As is clear from the above description, according to the spectral distribution measuring spectrometer of the present invention, at least between the collimating optical system and the diffraction grating, at least the diffraction grating Since the beam diameter expanding optical system that expands the beam diameter in the dispersion direction is provided, the focal length of the collimating optical system can be extended by the beam expansion ratio of the beam diameter expanding optical system without extending the focal length of the collimating optical system. The same effect as described above can be obtained, the resolution can be reduced by the beam expansion rate, and a high-resolution spectrometer can be realized with a size substantially equal to that of the conventional device without increasing the size of the device. When an echelle grating is used as a diffraction grating, the light amount is 40% or more even at a diffraction angle of 70 ° or more, so that measurement with a good S / N ratio becomes possible.

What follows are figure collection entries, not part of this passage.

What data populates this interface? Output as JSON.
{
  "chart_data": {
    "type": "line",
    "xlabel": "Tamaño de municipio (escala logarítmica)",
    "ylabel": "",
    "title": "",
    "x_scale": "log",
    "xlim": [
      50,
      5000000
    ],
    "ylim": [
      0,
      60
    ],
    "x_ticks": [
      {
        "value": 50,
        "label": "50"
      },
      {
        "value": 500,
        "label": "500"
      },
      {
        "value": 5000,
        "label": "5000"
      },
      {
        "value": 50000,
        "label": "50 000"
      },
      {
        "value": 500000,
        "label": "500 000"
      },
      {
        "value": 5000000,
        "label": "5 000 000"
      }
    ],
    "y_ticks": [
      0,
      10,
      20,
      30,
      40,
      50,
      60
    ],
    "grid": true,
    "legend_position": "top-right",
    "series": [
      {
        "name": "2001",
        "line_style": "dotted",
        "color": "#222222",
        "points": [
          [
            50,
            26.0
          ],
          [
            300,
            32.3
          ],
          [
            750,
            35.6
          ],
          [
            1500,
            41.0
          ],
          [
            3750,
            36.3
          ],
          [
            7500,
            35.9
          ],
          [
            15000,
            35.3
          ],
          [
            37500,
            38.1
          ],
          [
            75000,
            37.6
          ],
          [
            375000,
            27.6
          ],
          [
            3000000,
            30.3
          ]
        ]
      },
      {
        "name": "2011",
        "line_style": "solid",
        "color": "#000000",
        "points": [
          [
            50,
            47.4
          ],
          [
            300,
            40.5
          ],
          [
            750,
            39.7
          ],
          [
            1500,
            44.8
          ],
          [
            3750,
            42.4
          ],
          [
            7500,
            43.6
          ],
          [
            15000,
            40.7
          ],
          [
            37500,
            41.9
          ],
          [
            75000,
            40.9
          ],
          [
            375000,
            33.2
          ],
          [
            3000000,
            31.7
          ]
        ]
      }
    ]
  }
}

[Brief description of the drawings]

FIG. 1 is a diagram showing a configuration and an optical path of a spectral distribution measuring spectroscopic device according to an embodiment of the present invention.

[Explanation of symbols]

1 ... reflection type diffraction grating (echelle grating) 2 ... collimator lens (Ken'yuizo lens) 3 ... entrance slit 4 ... line sensor 5 ... expanding prism optical system 5 ₁ to 5 ₃ ... expanding prism 6 ... deflection mirror

Claims (5)

[Claims] 1. An incident slit, a collimating optical system for collimating measurement light passing through the incident slit, light diffracted by the collimating optical system incident thereon, and diffracted at different diffraction angles depending on the wavelength. An imaging optical system for condensing the diffracted light beam, a spectral distribution measuring spectroscope provided with an exit slit or a light distribution detecting element arranged on a focal plane of the imaging optical system, wherein at least a collimating optical system and a diffraction grating A spectral distribution measuring spectroscope, characterized in that a beam diameter expanding optical system for expanding at least the diameter of the light collimated by the collimating optical system in the dispersion direction of the diffraction grating is arranged. 2. A spectral distribution measuring apparatus according to claim 1, wherein said beam diameter expanding optical system comprises one or a plurality of expanding prisms. 3. The spectral distribution measuring spectrometer according to claim 1, wherein the diffraction grating comprises a reflection type diffraction grating, and the collimating optical system also serves as the imaging optical system. 4. The spectroscopic apparatus for measuring a spectral distribution according to claim 3, wherein said diffraction grating is made of an echelle grating. 5. The light distribution detecting element comprises a linear sensor in which minute light detecting elements are linearly arranged, or a two-dimensional array sensor in which minute light detecting elements are arranged in a plane. The spectroscopic device for measuring spectrum distribution according to any one of claims 1 to 4.